Today’s guest post comes to you from Vanessa Bowen of Nessbow. Vanessa’s fashion blog was originally an outlet for her to share her eclectic personal style and penchant for alternative fashion but it blossomed into a site about self-exploration, self-care and thepreservation of self-worth from the self described love child of Judy Garland and David Bowie. Be friends with her on facebook and twitter!
If you work for yourself, you’ve no doubt faced a range of productivity road-blacks. Procrastination, lethargy and burn-out are all barriers to successful self-employment. I’ve spent the last eight years either studying or blogging, and I’ve found a few ways to overcome these pitfalls.
Set daily, weekly, monthly and yearly goals.
Create goals that are specific and measurable. I find that it also helps to make several smaller goals to compliment each big goal. Make a yearly or monthly goal, and then plan out what steps you could take daily or weekly to help you to work towards it.
Identify your partner in crime.
A partner in crime is a person who aids your procrastination. If you’re regularly finding yourself distracted by a particular person, it’s time the two of you had a chat. Explain to them that your work is important, and that you need to work without disruptions. Make it clear that it’s nothing personal, and plan to do something fun with them this weekend.
Take smart breaks.
Taking breaks can be tricky. It’s easy to sit down for a ten-minute break and spend the next three hours watching cat videos on Youtube. Plan at least one ten-minute break for every hour of work you do. Even if you don’t feel tired, taking a short amount of time away from your desk will refresh you and help you to work better for longer. If you don’t think that you can trust yourself to stick to your allotted break times, set an alarm for the end of your break and put it on your desk.

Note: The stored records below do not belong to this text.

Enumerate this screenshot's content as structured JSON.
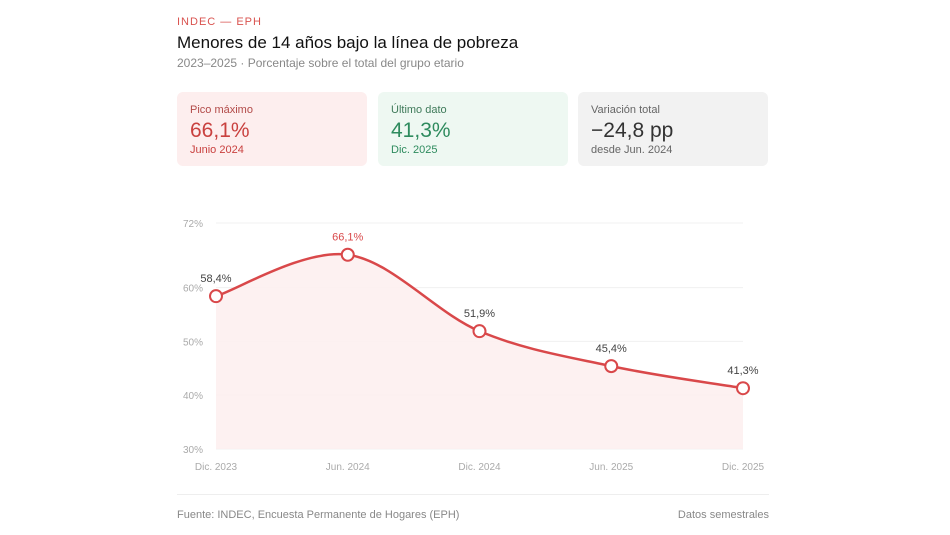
{
  "header": {
    "kicker": "INDEC — EPH",
    "title": "Menores de 14 años bajo la línea de pobreza",
    "subtitle": "2023–2025 · Porcentaje sobre el total del grupo etario"
  },
  "cards": [
    {
      "label": "Pico máximo",
      "value": "66,1%",
      "sub": "Junio 2024"
    },
    {
      "label": "Último dato",
      "value": "41,3%",
      "sub": "Dic. 2025"
    },
    {
      "label": "Variación total",
      "value": "−24,8 pp",
      "sub": "desde Jun. 2024"
    }
  ],
  "footer": {
    "source": "Fuente: INDEC, Encuesta Permanente de Hogares (EPH)",
    "note": "Datos semestrales"
  },
  "colors": {
    "line": "#d9484a",
    "fill": "#fdeeee",
    "peak_label": "#d9484a"
  },
  "chart_data": {
    "type": "line",
    "categories": [
      "Dic. 2023",
      "Jun. 2024",
      "Dic. 2024",
      "Jun. 2025",
      "Dic. 2025"
    ],
    "values": [
      58.4,
      66.1,
      51.9,
      45.4,
      41.3
    ],
    "data_labels": [
      "58,4%",
      "66,1%",
      "51,9%",
      "45,4%",
      "41,3%"
    ],
    "ylim": [
      30,
      72
    ],
    "yticks": [
      30,
      40,
      50,
      60,
      72
    ],
    "ytick_labels": [
      "30%",
      "40%",
      "50%",
      "60%",
      "72%"
    ],
    "grid": true,
    "area_fill": true
  }
}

Make sure that the sound is loud and obnoxious, so that you’ll have to walk to your desk if you want the audio-assault to end.

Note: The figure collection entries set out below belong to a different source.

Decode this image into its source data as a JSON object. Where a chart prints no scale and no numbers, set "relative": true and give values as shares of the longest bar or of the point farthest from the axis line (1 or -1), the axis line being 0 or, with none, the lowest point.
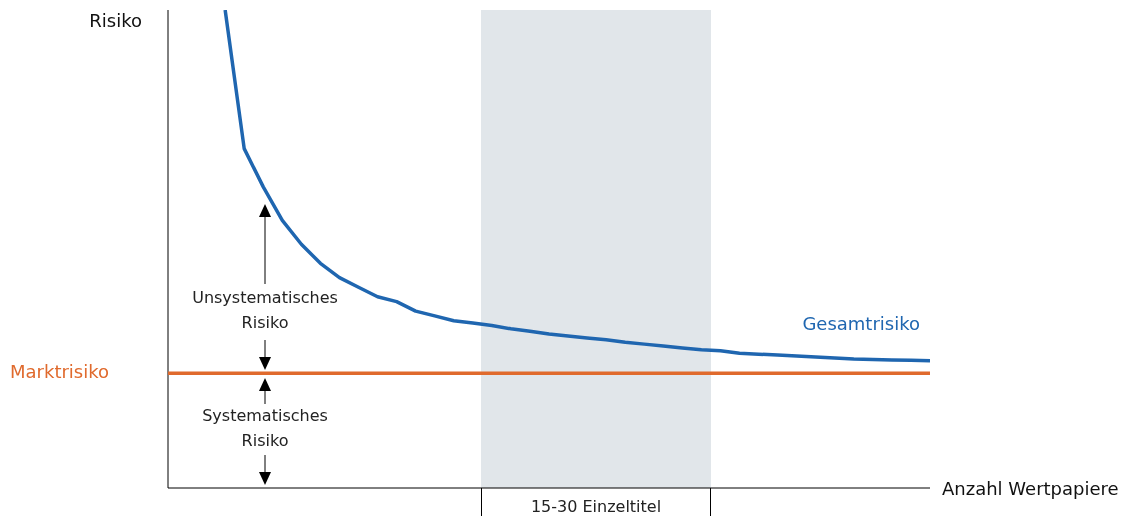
{
  "chart_data": {
    "type": "line",
    "relative": true,
    "ylabel": "Risiko",
    "xlabel": "Anzahl Wertpapiere",
    "legend": false,
    "marker": "none",
    "line_style": "solid",
    "categories": [
      null,
      null,
      null,
      null,
      null,
      null,
      null,
      null,
      null,
      null,
      null,
      null,
      null,
      null,
      null,
      null,
      null,
      null,
      null,
      null,
      null,
      null,
      null,
      null,
      null,
      null,
      null,
      null,
      null,
      null,
      null,
      null,
      null,
      null,
      null,
      null,
      null,
      null,
      null,
      null,
      null
    ],
    "series": [
      {
        "name": "Gesamtrisiko",
        "color": "#1f66b0",
        "values": [
          null,
          null,
          null,
          1.0,
          0.71,
          0.63,
          0.56,
          0.51,
          0.47,
          0.44,
          0.42,
          0.4,
          0.39,
          0.37,
          0.36,
          0.35,
          0.345,
          0.34,
          0.333,
          0.328,
          0.322,
          0.318,
          0.314,
          0.31,
          0.305,
          0.301,
          0.297,
          0.293,
          0.289,
          0.287,
          0.282,
          0.28,
          0.278,
          0.276,
          0.274,
          0.272,
          0.27,
          0.269,
          0.268,
          0.267,
          0.266
        ]
      }
    ],
    "ref_lines": [
      {
        "axis": "y",
        "value": 0.24,
        "label": "Marktrisiko",
        "color": "#e06a2d"
      }
    ],
    "annotations": [
      "Unsystematisches Risiko",
      "Systematisches Risiko",
      "15-30 Einzeltitel"
    ]
  }
}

Be realistic about how much you can do each day.
I often set myself a mountainous to-do list and then lament over the fact that I rarely reach the bottom of it before the day is out. It’s really important to be realistic about exactly how much you can get done in one day. In the morning, choose the three most important tasks and make these your priority. Consider any extra work a bonus.
Change your surroundings.
Cabin fever can start to sink its itchy little claws into you when you’re stuck in the same spot all the time. If you can, set up a workspace in a room other than your bedroom. Also, take your work outside occasionally, to a library, a park or a café if possible.

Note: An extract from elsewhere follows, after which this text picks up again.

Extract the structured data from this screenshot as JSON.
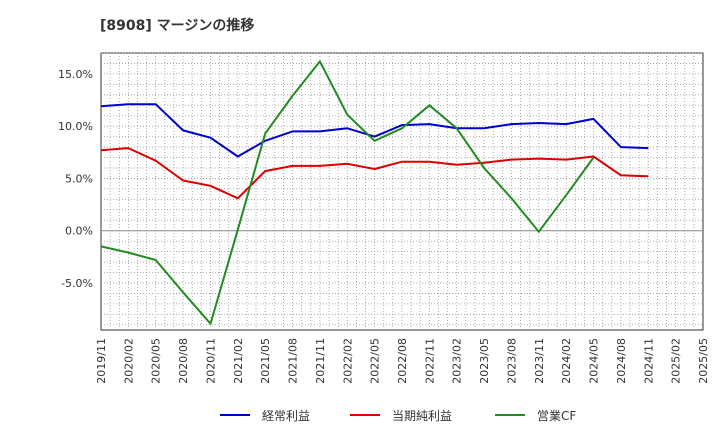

Be tough, but not rough on yourself.
Sometimes, you might need to give yourself a swift, metaphorical kick up the backside so you can get junk done. However, there’s a difference between being tough and being rough on yourself. You’re being tough when you give yourself a shot of self-discipline for being lazy. You’re being rough when you’re punishing yourself for making a mistake, or forcing yourself to keep working when you’re exhausted. It’s good to be tough on yourself when you need it. It’s not OK to be rough on yourself. Treat yourself kindly, always.
How do you stay motivated when you’re working for yourself?